# need advice and input



## bfaye (Jul 8, 2009)

My fiance lives in Italy and I am in the States. We were going to get married next month but that isn't working out because we are sorta a fireworks type of relationship. We also have a child together and love each other deeply, so we decided to try living together before taking that big step into marriage. Problem is, since we will be living in Italy, the whole permesso di soggiorno is a nightmare and one he says can end in failure anyways. So is it better to go for a 'permesso di soggiorno per ricongiungimento familiare' which means marriage. Oh and he said last week the Italian govt passed a law with the permesso that include having to know the language... I'm in trouble there as well because, I don't know Italian and I've been 'studying' it for over four years.


----------



## Bevdeforges (Nov 16, 2007)

Just as the US has been cracking down on fake marriages for ages now, other governments take their own steps to assure that people aren't just getting married for the visa and residence permit.
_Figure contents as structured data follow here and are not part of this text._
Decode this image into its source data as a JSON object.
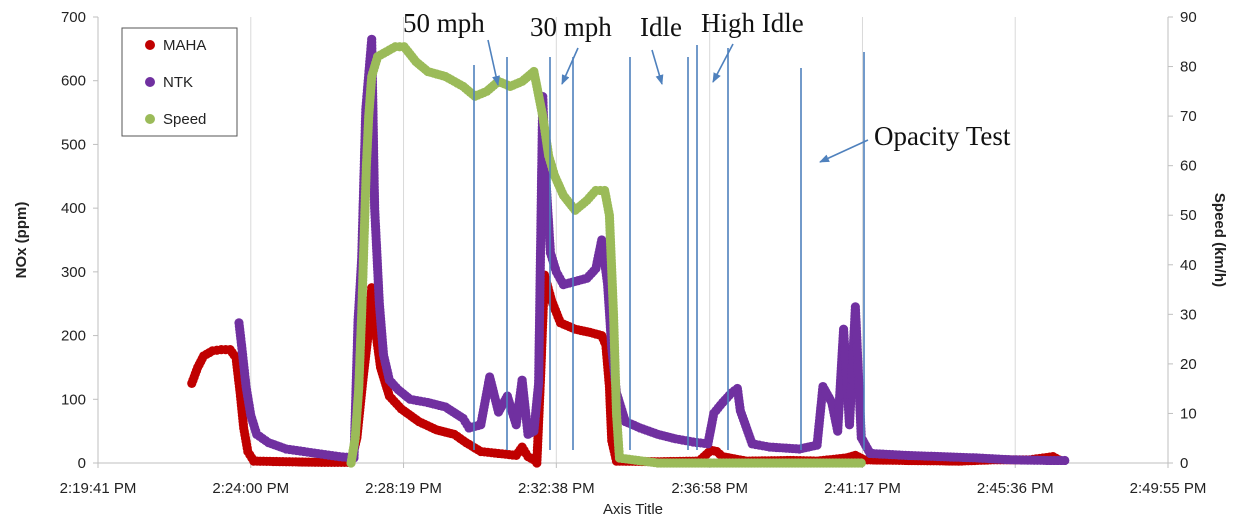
{
  "chart_data": {
    "type": "scatter",
    "xlabel": "Axis Title",
    "ylabel": "NOx (ppm)",
    "y2label": "Speed (km/h)",
    "x_ticks": [
      "2:19:41 PM",
      "2:24:00 PM",
      "2:28:19 PM",
      "2:32:38 PM",
      "2:36:58 PM",
      "2:41:17 PM",
      "2:45:36 PM",
      "2:49:55 PM"
    ],
    "ylim": [
      0,
      700
    ],
    "y_ticks": [
      0,
      100,
      200,
      300,
      400,
      500,
      600,
      700
    ],
    "y2lim": [
      0,
      90
    ],
    "y2_ticks": [
      0,
      10,
      20,
      30,
      40,
      50,
      60,
      70,
      80,
      90
    ],
    "legend_position": "top-left",
    "series": [
      {
        "name": "MAHA",
        "color": "#C00000",
        "axis": "left",
        "points": [
          [
            "2:22:20 PM",
            125
          ],
          [
            "2:22:30 PM",
            150
          ],
          [
            "2:22:40 PM",
            168
          ],
          [
            "2:22:55 PM",
            176
          ],
          [
            "2:23:10 PM",
            178
          ],
          [
            "2:23:25 PM",
            178
          ],
          [
            "2:23:35 PM",
            165
          ],
          [
            "2:23:42 PM",
            110
          ],
          [
            "2:23:48 PM",
            55
          ],
          [
            "2:23:55 PM",
            18
          ],
          [
            "2:24:05 PM",
            3
          ],
          [
            "2:25:00 PM",
            2
          ],
          [
            "2:26:00 PM",
            1
          ],
          [
            "2:26:50 PM",
            1
          ],
          [
            "2:27:00 PM",
            40
          ],
          [
            "2:27:10 PM",
            130
          ],
          [
            "2:27:20 PM",
            210
          ],
          [
            "2:27:25 PM",
            275
          ],
          [
            "2:27:32 PM",
            205
          ],
          [
            "2:27:40 PM",
            150
          ],
          [
            "2:27:55 PM",
            105
          ],
          [
            "2:28:15 PM",
            85
          ],
          [
            "2:28:45 PM",
            65
          ],
          [
            "2:29:15 PM",
            52
          ],
          [
            "2:29:45 PM",
            45
          ],
          [
            "2:30:05 PM",
            32
          ],
          [
            "2:30:30 PM",
            18
          ],
          [
            "2:31:00 PM",
            15
          ],
          [
            "2:31:30 PM",
            12
          ],
          [
            "2:31:40 PM",
            25
          ],
          [
            "2:31:50 PM",
            10
          ],
          [
            "2:32:00 PM",
            5
          ],
          [
            "2:32:05 PM",
            0
          ],
          [
            "2:32:12 PM",
            150
          ],
          [
            "2:32:18 PM",
            295
          ],
          [
            "2:32:30 PM",
            255
          ],
          [
            "2:32:45 PM",
            220
          ],
          [
            "2:33:10 PM",
            210
          ],
          [
            "2:33:35 PM",
            205
          ],
          [
            "2:33:55 PM",
            200
          ],
          [
            "2:34:02 PM",
            185
          ],
          [
            "2:34:08 PM",
            120
          ],
          [
            "2:34:12 PM",
            35
          ],
          [
            "2:34:20 PM",
            3
          ],
          [
            "2:35:30 PM",
            2
          ],
          [
            "2:36:40 PM",
            3
          ],
          [
            "2:37:00 PM",
            20
          ],
          [
            "2:37:10 PM",
            18
          ],
          [
            "2:37:20 PM",
            10
          ],
          [
            "2:38:00 PM",
            3
          ],
          [
            "2:39:20 PM",
            4
          ],
          [
            "2:40:00 PM",
            3
          ],
          [
            "2:40:50 PM",
            8
          ],
          [
            "2:41:05 PM",
            12
          ],
          [
            "2:41:20 PM",
            5
          ],
          [
            "2:42:30 PM",
            4
          ],
          [
            "2:44:00 PM",
            3
          ],
          [
            "2:45:00 PM",
            5
          ],
          [
            "2:46:00 PM",
            5
          ],
          [
            "2:46:40 PM",
            10
          ],
          [
            "2:46:50 PM",
            5
          ]
        ]
      },
      {
        "name": "NTK",
        "color": "#7030A0",
        "axis": "left",
        "points": [
          [
            "2:23:40 PM",
            220
          ],
          [
            "2:23:45 PM",
            180
          ],
          [
            "2:23:52 PM",
            120
          ],
          [
            "2:24:00 PM",
            75
          ],
          [
            "2:24:10 PM",
            45
          ],
          [
            "2:24:30 PM",
            32
          ],
          [
            "2:25:00 PM",
            22
          ],
          [
            "2:25:30 PM",
            18
          ],
          [
            "2:26:00 PM",
            14
          ],
          [
            "2:26:30 PM",
            10
          ],
          [
            "2:26:55 PM",
            8
          ],
          [
            "2:27:02 PM",
            225
          ],
          [
            "2:27:08 PM",
            320
          ],
          [
            "2:27:15 PM",
            555
          ],
          [
            "2:27:20 PM",
            610
          ],
          [
            "2:27:25 PM",
            665
          ],
          [
            "2:27:30 PM",
            400
          ],
          [
            "2:27:38 PM",
            250
          ],
          [
            "2:27:45 PM",
            170
          ],
          [
            "2:27:55 PM",
            130
          ],
          [
            "2:28:10 PM",
            115
          ],
          [
            "2:28:30 PM",
            100
          ],
          [
            "2:29:00 PM",
            95
          ],
          [
            "2:29:30 PM",
            88
          ],
          [
            "2:30:00 PM",
            70
          ],
          [
            "2:30:10 PM",
            55
          ],
          [
            "2:30:30 PM",
            60
          ],
          [
            "2:30:45 PM",
            135
          ],
          [
            "2:31:00 PM",
            80
          ],
          [
            "2:31:15 PM",
            105
          ],
          [
            "2:31:30 PM",
            60
          ],
          [
            "2:31:40 PM",
            130
          ],
          [
            "2:31:50 PM",
            45
          ],
          [
            "2:32:00 PM",
            50
          ],
          [
            "2:32:08 PM",
            125
          ],
          [
            "2:32:15 PM",
            575
          ],
          [
            "2:32:20 PM",
            450
          ],
          [
            "2:32:28 PM",
            330
          ],
          [
            "2:32:38 PM",
            300
          ],
          [
            "2:32:50 PM",
            280
          ],
          [
            "2:33:10 PM",
            285
          ],
          [
            "2:33:30 PM",
            290
          ],
          [
            "2:33:45 PM",
            305
          ],
          [
            "2:33:55 PM",
            350
          ],
          [
            "2:34:05 PM",
            280
          ],
          [
            "2:34:12 PM",
            180
          ],
          [
            "2:34:20 PM",
            110
          ],
          [
            "2:34:35 PM",
            65
          ],
          [
            "2:35:00 PM",
            55
          ],
          [
            "2:35:30 PM",
            45
          ],
          [
            "2:36:00 PM",
            38
          ],
          [
            "2:36:30 PM",
            33
          ],
          [
            "2:36:55 PM",
            30
          ],
          [
            "2:37:05 PM",
            78
          ],
          [
            "2:37:20 PM",
            95
          ],
          [
            "2:37:35 PM",
            110
          ],
          [
            "2:37:45 PM",
            117
          ],
          [
            "2:37:50 PM",
            82
          ],
          [
            "2:38:10 PM",
            30
          ],
          [
            "2:38:40 PM",
            25
          ],
          [
            "2:39:30 PM",
            22
          ],
          [
            "2:40:00 PM",
            28
          ],
          [
            "2:40:10 PM",
            120
          ],
          [
            "2:40:25 PM",
            95
          ],
          [
            "2:40:35 PM",
            50
          ],
          [
            "2:40:45 PM",
            210
          ],
          [
            "2:40:55 PM",
            60
          ],
          [
            "2:41:05 PM",
            245
          ],
          [
            "2:41:15 PM",
            40
          ],
          [
            "2:41:30 PM",
            15
          ],
          [
            "2:42:30 PM",
            12
          ],
          [
            "2:43:30 PM",
            10
          ],
          [
            "2:44:30 PM",
            8
          ],
          [
            "2:45:30 PM",
            5
          ],
          [
            "2:46:30 PM",
            4
          ],
          [
            "2:47:00 PM",
            4
          ]
        ]
      },
      {
        "name": "Speed",
        "color": "#9BBB59",
        "axis": "right",
        "points": [
          [
            "2:26:50 PM",
            0
          ],
          [
            "2:26:57 PM",
            5
          ],
          [
            "2:27:03 PM",
            15
          ],
          [
            "2:27:08 PM",
            30
          ],
          [
            "2:27:12 PM",
            45
          ],
          [
            "2:27:16 PM",
            60
          ],
          [
            "2:27:20 PM",
            70
          ],
          [
            "2:27:25 PM",
            78
          ],
          [
            "2:27:35 PM",
            82
          ],
          [
            "2:27:50 PM",
            83
          ],
          [
            "2:28:05 PM",
            84
          ],
          [
            "2:28:20 PM",
            84
          ],
          [
            "2:28:40 PM",
            81
          ],
          [
            "2:29:00 PM",
            79
          ],
          [
            "2:29:30 PM",
            78
          ],
          [
            "2:30:00 PM",
            76
          ],
          [
            "2:30:20 PM",
            74
          ],
          [
            "2:30:40 PM",
            75
          ],
          [
            "2:31:00 PM",
            77
          ],
          [
            "2:31:20 PM",
            76
          ],
          [
            "2:31:40 PM",
            77
          ],
          [
            "2:32:00 PM",
            79
          ],
          [
            "2:32:15 PM",
            70
          ],
          [
            "2:32:25 PM",
            62
          ],
          [
            "2:32:35 PM",
            58
          ],
          [
            "2:32:50 PM",
            54
          ],
          [
            "2:33:10 PM",
            51
          ],
          [
            "2:33:30 PM",
            53
          ],
          [
            "2:33:45 PM",
            55
          ],
          [
            "2:34:00 PM",
            55
          ],
          [
            "2:34:08 PM",
            50
          ],
          [
            "2:34:15 PM",
            30
          ],
          [
            "2:34:20 PM",
            10
          ],
          [
            "2:34:25 PM",
            1
          ],
          [
            "2:35:30 PM",
            0
          ],
          [
            "2:37:00 PM",
            0
          ],
          [
            "2:38:30 PM",
            0
          ],
          [
            "2:40:00 PM",
            0
          ],
          [
            "2:41:15 PM",
            0
          ]
        ]
      }
    ],
    "annotations": [
      {
        "text": "50 mph"
      },
      {
        "text": "30 mph"
      },
      {
        "text": "Idle"
      },
      {
        "text": "High Idle"
      },
      {
        "text": "Opacity Test"
      }
    ]
  }
}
It may make a difference what your fiancé's status is in Italy - is he Italian? or living there on a visa of his own? If he's an EU national living in Italy, it might be somewhat easier due to various reciprocal agreements within the EU.

In any event, you should contact the Italian consulate in the US. Their website should have some information about visas. And you might try checking the website of the US Embassy in Rome. The US consulates often post information for US citizens interested in coming to live in the country.
Cheers,
Bev


----------



## bfaye (Jul 8, 2009)

Bevdeforges said:


> Just as the US has been cracking down on fake marriages for ages now, other governments take their own steps to assure that people aren't just getting married for the visa and residence permit.
> 
> It may make a difference what your fiancé's status is in Italy - is he Italian? or living there on a visa of his own? If he's an EU national living in Italy, it might be somewhat easier due to various reciprocal agreements within the EU.
> 
> ...



Yes he's Italian and other then a year working in the States (where we met) he has always lived in Italy. The biggest problem seems to be the consulate where I have to get information. They are unfriendly and not helpful. I say this because we had to go through them for our child to get and Italian birth certificate (he was born in the States). Needless to say, they completely ignored me but responded immediately to my fiance. Thanks I'll check the Rome website.


----------